It is not hard to prove the following lemma:
LEMMA: Let $(G_i)_{i \in I}$ be a chain of simple groups. Then $G = \bigcup_{i \in I} G_i$ is a simple group.
Let $N$ be a normal subgroup of $G$ and define $N_i = N \cap G_i$ (all $i \in I$). $(N_i)_{i \in I}$ is a chain such that $N = \bigcup_{i \in I} N_i$. Let $n \in N \trianglelefteq G$, then $n \in G_i$, some $i \in I$; then $n \in N \cap G_i = N_i$. Observe that $N_i \trianglelefteq G_i$, a simple group (all $i \in I$). Thus, $N_i = 1$ or $G_i$ (all $i \in I$). Now we have two cases:
- $N_i = 1$ (all $i \in I$). Then $N = \bigcup N_i = 1$
- $N_i = G_i > 1$, some $i \in I$. If $1 < N_i \leq N_j$, we have $N_j \neq 1$ and so $N_j = G_j$ (all $j \in J$).
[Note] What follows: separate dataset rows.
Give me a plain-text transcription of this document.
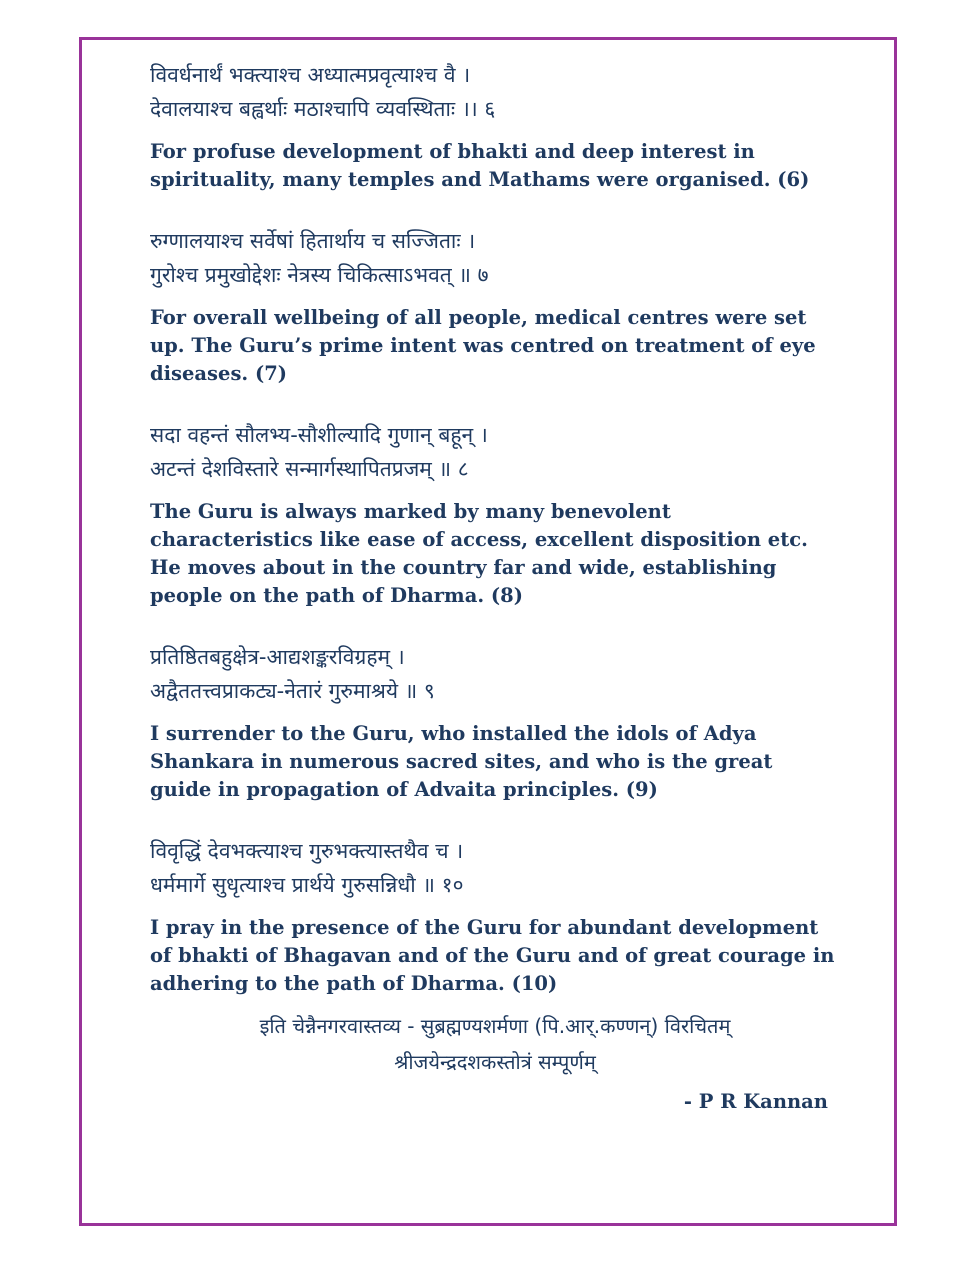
विवर्धनार्थं भक्त्याश्च अध्यात्मप्रवृत्याश्च वै ।
देवालयाश्च बह्वर्थाः मठाश्चापि व्यवस्थिताः ।। ६

For profuse development of bhakti and deep interest in spirituality, many temples and Mathams were organised. (6)

रुग्णालयाश्च सर्वेषां हितार्थाय च सज्जिताः ।
गुरोश्च प्रमुखोद्देशः नेत्रस्य चिकित्साऽभवत् ॥ ७

For overall wellbeing of all people, medical centres were set up. The Guru’s prime intent was centred on treatment of eye diseases. (7)

सदा वहन्तं सौलभ्य-सौशील्यादि गुणान् बहून् ।
अटन्तं देशविस्तारे सन्मार्गस्थापितप्रजम् ॥ ८

The Guru is always marked by many benevolent characteristics like ease of access, excellent disposition etc. He moves about in the country far and wide, establishing people on the path of Dharma. (8)

प्रतिष्ठितबहुक्षेत्र-आद्यशङ्करविग्रहम् ।
अद्वैततत्त्वप्राकट्य-नेतारं गुरुमाश्रये ॥ ९

I surrender to the Guru, who installed the idols of Adya Shankara in numerous sacred sites, and who is the great guide in propagation of Advaita principles. (9)

विवृद्धिं देवभक्त्याश्च गुरुभक्त्यास्तथैव च ।
धर्ममार्गे सुधृत्याश्च प्रार्थये गुरुसन्निधौ ॥ १०

I pray in the presence of the Guru for abundant development of bhakti of Bhagavan and of the Guru and of great courage in adhering to the path of Dharma. (10)

इति चेन्नैनगरवास्तव्य - सुब्रह्मण्यशर्मणा (पि.आर्.कण्णन्) विरचितम्
श्रीजयेन्द्रदशकस्तोत्रं सम्पूर्णम्
- P R Kannan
It follows that $N = \bigcup N_i = G$.
QED.
Zorn's lemma now implies the existence of "maximal simple groups." These would be simple groups which cannot be imbedded in any other simple groups. Can we explicitly construct such a group? Or would such a group be purely nonconstructive (if we can even prove such a thing)?
You cannot invoke the Zorn-Kuratowski-Lemma here: The collection of all simple groups is not a partially ordered set; it is a proper class. Therefore, at least your argument for why there must exist a maximal simple group does not work (although such a group might exist by different reasoning, which I do not know).
If Zorn's Lemma would work for partially ordered classes as well, then you would also be able to prove the existence of a maximal group – or even a maximal set – which clearly does not exist. To illustrate the failure, one proof of Zorn's Lemma uses a well-ordering of your poset; this of course requires that you have a set and not a proper class.